Abstract:(Source) Code summarization aims to automatically generate summaries/comments for a given code snippet in the form of natural language. Such summaries play a key role in helping developers understand and maintain source code. Existing code summarization techniques can be categorized into extractive methods and abstractive methods. The extractive methods extract a subset of important statements and keywords from the code snippet using retrieval techniques, and generate a summary that preserves factual details in important statements and keywords. However, such a subset may miss identifier or entity naming, and consequently, the naturalness of generated summary is usually poor.
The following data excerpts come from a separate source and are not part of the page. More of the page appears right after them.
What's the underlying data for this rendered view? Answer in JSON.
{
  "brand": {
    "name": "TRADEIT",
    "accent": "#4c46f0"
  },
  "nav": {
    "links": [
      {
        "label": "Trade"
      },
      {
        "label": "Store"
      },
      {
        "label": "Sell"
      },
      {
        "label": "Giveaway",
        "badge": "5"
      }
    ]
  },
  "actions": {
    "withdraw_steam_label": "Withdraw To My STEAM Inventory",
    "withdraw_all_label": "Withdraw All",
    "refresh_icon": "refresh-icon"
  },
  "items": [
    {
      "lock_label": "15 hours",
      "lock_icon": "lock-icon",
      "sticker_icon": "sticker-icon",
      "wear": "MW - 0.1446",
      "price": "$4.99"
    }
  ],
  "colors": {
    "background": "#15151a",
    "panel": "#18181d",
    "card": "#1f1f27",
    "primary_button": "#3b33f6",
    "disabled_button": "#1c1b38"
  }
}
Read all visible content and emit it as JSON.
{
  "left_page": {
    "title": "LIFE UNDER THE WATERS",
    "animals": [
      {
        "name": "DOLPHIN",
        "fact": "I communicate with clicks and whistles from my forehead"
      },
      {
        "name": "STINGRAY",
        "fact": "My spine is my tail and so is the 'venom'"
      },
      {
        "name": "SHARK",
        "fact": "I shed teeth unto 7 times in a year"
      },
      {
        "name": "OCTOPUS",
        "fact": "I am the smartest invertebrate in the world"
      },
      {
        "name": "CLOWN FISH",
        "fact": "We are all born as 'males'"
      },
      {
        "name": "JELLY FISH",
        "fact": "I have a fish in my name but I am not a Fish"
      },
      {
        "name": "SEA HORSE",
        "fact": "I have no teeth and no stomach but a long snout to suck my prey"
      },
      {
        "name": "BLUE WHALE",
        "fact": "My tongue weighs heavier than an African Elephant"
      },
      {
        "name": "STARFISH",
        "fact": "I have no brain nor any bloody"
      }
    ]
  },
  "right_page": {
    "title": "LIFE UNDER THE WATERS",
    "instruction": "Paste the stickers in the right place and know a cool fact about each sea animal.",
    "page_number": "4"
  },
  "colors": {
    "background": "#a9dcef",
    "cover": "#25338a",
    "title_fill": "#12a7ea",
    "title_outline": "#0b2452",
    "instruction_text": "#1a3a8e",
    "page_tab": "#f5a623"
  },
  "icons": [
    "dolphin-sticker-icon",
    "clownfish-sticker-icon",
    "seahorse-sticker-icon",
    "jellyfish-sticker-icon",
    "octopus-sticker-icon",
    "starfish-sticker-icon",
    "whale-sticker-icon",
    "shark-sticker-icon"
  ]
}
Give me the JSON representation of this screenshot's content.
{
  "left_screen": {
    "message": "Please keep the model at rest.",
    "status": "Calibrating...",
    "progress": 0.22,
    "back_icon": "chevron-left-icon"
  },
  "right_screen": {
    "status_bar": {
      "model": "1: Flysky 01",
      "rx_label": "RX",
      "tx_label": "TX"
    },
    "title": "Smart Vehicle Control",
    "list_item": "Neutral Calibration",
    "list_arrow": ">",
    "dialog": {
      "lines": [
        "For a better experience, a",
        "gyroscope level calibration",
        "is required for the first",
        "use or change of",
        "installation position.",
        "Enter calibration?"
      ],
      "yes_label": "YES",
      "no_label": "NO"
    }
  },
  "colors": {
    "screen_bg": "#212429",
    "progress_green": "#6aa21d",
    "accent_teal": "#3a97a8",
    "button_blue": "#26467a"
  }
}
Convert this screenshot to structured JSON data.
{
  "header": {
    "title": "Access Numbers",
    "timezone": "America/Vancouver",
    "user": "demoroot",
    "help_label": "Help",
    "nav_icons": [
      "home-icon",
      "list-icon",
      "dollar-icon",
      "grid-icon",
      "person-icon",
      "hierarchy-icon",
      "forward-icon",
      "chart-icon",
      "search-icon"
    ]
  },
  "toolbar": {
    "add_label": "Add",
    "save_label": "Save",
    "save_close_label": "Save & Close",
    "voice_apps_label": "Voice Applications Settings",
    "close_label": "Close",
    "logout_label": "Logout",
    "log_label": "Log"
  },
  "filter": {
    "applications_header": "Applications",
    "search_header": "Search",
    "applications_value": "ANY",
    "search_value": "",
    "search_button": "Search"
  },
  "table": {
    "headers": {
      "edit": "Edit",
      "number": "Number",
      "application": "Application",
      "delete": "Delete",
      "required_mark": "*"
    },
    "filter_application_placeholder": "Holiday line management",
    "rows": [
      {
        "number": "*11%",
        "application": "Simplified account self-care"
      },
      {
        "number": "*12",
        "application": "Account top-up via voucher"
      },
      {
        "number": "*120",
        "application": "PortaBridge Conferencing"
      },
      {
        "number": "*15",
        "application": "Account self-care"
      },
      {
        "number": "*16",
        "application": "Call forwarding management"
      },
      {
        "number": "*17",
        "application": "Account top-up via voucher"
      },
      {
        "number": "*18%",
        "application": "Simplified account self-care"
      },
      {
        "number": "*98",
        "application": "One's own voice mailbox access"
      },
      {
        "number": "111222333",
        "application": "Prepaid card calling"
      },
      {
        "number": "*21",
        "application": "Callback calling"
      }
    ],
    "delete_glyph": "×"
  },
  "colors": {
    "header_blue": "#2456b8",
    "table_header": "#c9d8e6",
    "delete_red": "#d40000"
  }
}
The abstractive methods can generate human-written-like summaries leveraging encoder-decoder models from the neural machine translation domain. The generated summaries however often miss important factual details. To generate human-written-like summaries with preserved factual details, we propose a novel extractive-and-abstractive framework. The extractive module in the framework performs a task of extractive code summarization, which takes in the code snippet and predicts important statements containing key factual details. The abstractive module in the framework performs a task of abstractive code summarization, which takes in the entire code snippet and important statements in parallel and generates a succinct and human-written-like natural language summary. We evaluate the effectiveness of our technique, called EACS, by conducting extensive experiments on three datasets involving six programming languages. Experimental results show that EACS significantly outperforms state-of-the-art techniques in terms of all three widely used metrics, including BLEU, METEOR, and ROUGH-L.